People want to show off, whether it is T6 or S3/4 pvp gear, whether it is a Netherwing flying mount or an Engineering mount, a Frostsaber, or whatever.
People want to show they are different/better than the rest of the herd, same as in real life.
Why else do people link gear in guild chat, other than to say 'Look what I have, I'm better than you'?
Why else don't people go to AQ40, BWL or Naxx any more?, because the gear in those places isn't special nowadays. The encounters are the same, nothing has changed with them, and yet, you won't see many people walking around in IF with their T3 gear on, unless they are RPers.
90% of people want loot, and loot better than that worn by other people. End of story.
 
(this is Yunk)
"People can basically play TBC solo, guildless and get the same rewards as being in a raiding guild."

The only people that say this are people that DO NOT try it.
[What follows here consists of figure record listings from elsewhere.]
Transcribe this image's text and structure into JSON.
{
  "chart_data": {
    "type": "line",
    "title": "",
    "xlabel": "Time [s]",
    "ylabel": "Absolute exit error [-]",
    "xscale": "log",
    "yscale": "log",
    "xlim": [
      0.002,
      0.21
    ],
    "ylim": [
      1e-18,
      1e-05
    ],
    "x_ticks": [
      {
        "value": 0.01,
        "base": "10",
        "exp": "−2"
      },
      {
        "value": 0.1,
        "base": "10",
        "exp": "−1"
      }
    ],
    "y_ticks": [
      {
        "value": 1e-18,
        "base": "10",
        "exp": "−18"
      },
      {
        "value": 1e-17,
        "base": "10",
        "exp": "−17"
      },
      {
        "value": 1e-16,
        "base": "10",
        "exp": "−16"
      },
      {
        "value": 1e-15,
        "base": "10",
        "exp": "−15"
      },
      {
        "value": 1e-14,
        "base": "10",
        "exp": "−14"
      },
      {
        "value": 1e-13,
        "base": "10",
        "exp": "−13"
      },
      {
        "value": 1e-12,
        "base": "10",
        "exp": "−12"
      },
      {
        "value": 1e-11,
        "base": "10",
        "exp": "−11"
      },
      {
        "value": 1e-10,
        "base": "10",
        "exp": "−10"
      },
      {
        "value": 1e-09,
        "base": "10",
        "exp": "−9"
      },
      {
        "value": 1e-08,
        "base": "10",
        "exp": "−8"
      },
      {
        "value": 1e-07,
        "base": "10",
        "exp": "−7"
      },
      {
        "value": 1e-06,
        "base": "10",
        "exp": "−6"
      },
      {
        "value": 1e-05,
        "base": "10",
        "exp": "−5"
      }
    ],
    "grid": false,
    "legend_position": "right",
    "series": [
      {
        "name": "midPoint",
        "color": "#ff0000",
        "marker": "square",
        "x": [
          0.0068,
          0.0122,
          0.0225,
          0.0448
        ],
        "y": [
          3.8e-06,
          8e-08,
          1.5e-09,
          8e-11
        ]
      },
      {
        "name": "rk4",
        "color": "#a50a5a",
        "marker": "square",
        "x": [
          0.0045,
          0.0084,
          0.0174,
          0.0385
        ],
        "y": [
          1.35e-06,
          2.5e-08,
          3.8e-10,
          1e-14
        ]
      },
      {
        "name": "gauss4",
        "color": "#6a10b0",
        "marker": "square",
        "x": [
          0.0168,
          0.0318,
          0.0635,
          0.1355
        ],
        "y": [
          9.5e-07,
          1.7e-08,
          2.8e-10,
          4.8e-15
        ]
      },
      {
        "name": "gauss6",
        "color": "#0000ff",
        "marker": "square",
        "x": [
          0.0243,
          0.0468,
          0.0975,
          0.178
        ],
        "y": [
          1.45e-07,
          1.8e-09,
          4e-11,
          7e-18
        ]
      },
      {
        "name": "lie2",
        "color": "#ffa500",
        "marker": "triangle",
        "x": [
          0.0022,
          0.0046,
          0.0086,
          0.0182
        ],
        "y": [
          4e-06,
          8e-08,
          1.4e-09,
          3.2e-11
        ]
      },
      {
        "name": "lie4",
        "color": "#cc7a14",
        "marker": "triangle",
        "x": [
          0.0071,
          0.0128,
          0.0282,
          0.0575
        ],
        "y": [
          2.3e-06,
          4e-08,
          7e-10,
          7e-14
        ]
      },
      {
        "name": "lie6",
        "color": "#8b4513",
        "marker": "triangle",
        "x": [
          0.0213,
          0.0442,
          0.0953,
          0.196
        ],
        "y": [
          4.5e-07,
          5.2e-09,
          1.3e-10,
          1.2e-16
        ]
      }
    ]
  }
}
How the hell do you get badges without a group? You can't. And ever try getting PUGs for heroics? Or for Kara? yeah right. And "one hour" per week for pvp epics is pretty silly. More like 6-10 hours if you want an item per week. PvP is as much of a grind as anything.

I've never seen so much whining as in that Nihilum post. I mean, wow, how big of a loser do you have to be to get upset that someone is getting pixels that were harder to get when you did it in the past?

I can still point back to my accomplishments and say "I did this". If someone else can do it easier now what do I care?
 
yes it's an exaggeration that they can get the same rewards solo.

But the game has made soloing more and more viable and for some classes especially clothies you can never group and hit tier 4 equivilant. Now I'm not saying alternative paths for gear is bad. But I think it's gotten too solo friendly. The social atmosphere the game used to have seems to be slowly dieing.

I'm sure part of that is the age of the game but even some of us who aren't hard core raiders are really getting frustrated at our MMO becoming world of solocraft.
 
(yunk again)

ah I see what you're saying. Yeah I agree it is impossible to get pugs for heroics, or even get my guild to go to heroics sometimes. And I'm a holy priest!

I was just looking at it from the other angle. You can get good pvp gear solo (though long and frustrating :) ) but hard to get badges or good pve gear.

However, that shouldn't make anyone who has a good group to back them up very upset. they can still do everything much faster.
 
"Are PvP epics too easy to get? Look at my warrior: He has the kind of decent blue gear you get when you did all the TBC dungeons in non-heroic mode. Now how many hours do I need to spend doing PvP to get one single epic which is a real upgrade, and not a sidegrade? I'd say several weeks of doing the daily PvP quest and a few battlegrounds every evening. Compare that to my priest: Last Saturday in one afternoon cleared out Karazhan in less than 6 hours, thus getting over 20 epics for the raid group, or 2 epics per raider. Even if I got just one upgrade, the T4 gloves, it would have taken me more than 6 hours of PvP to get an epic that good. And besides that epic I got 22 badges, which I can spend towards another epic"

which is actually wrong. you forgot that for a full time PvPer you're doing PvP every day, but raiders usually raid maybe 1-3 raids per week. So you're looking at roughly the same progression rate BUT... PvP has no pre-requisites and you don't have to roll on PvP gear. But in the end it comes down to whether you'd rather fight CPU generated mobs or other players.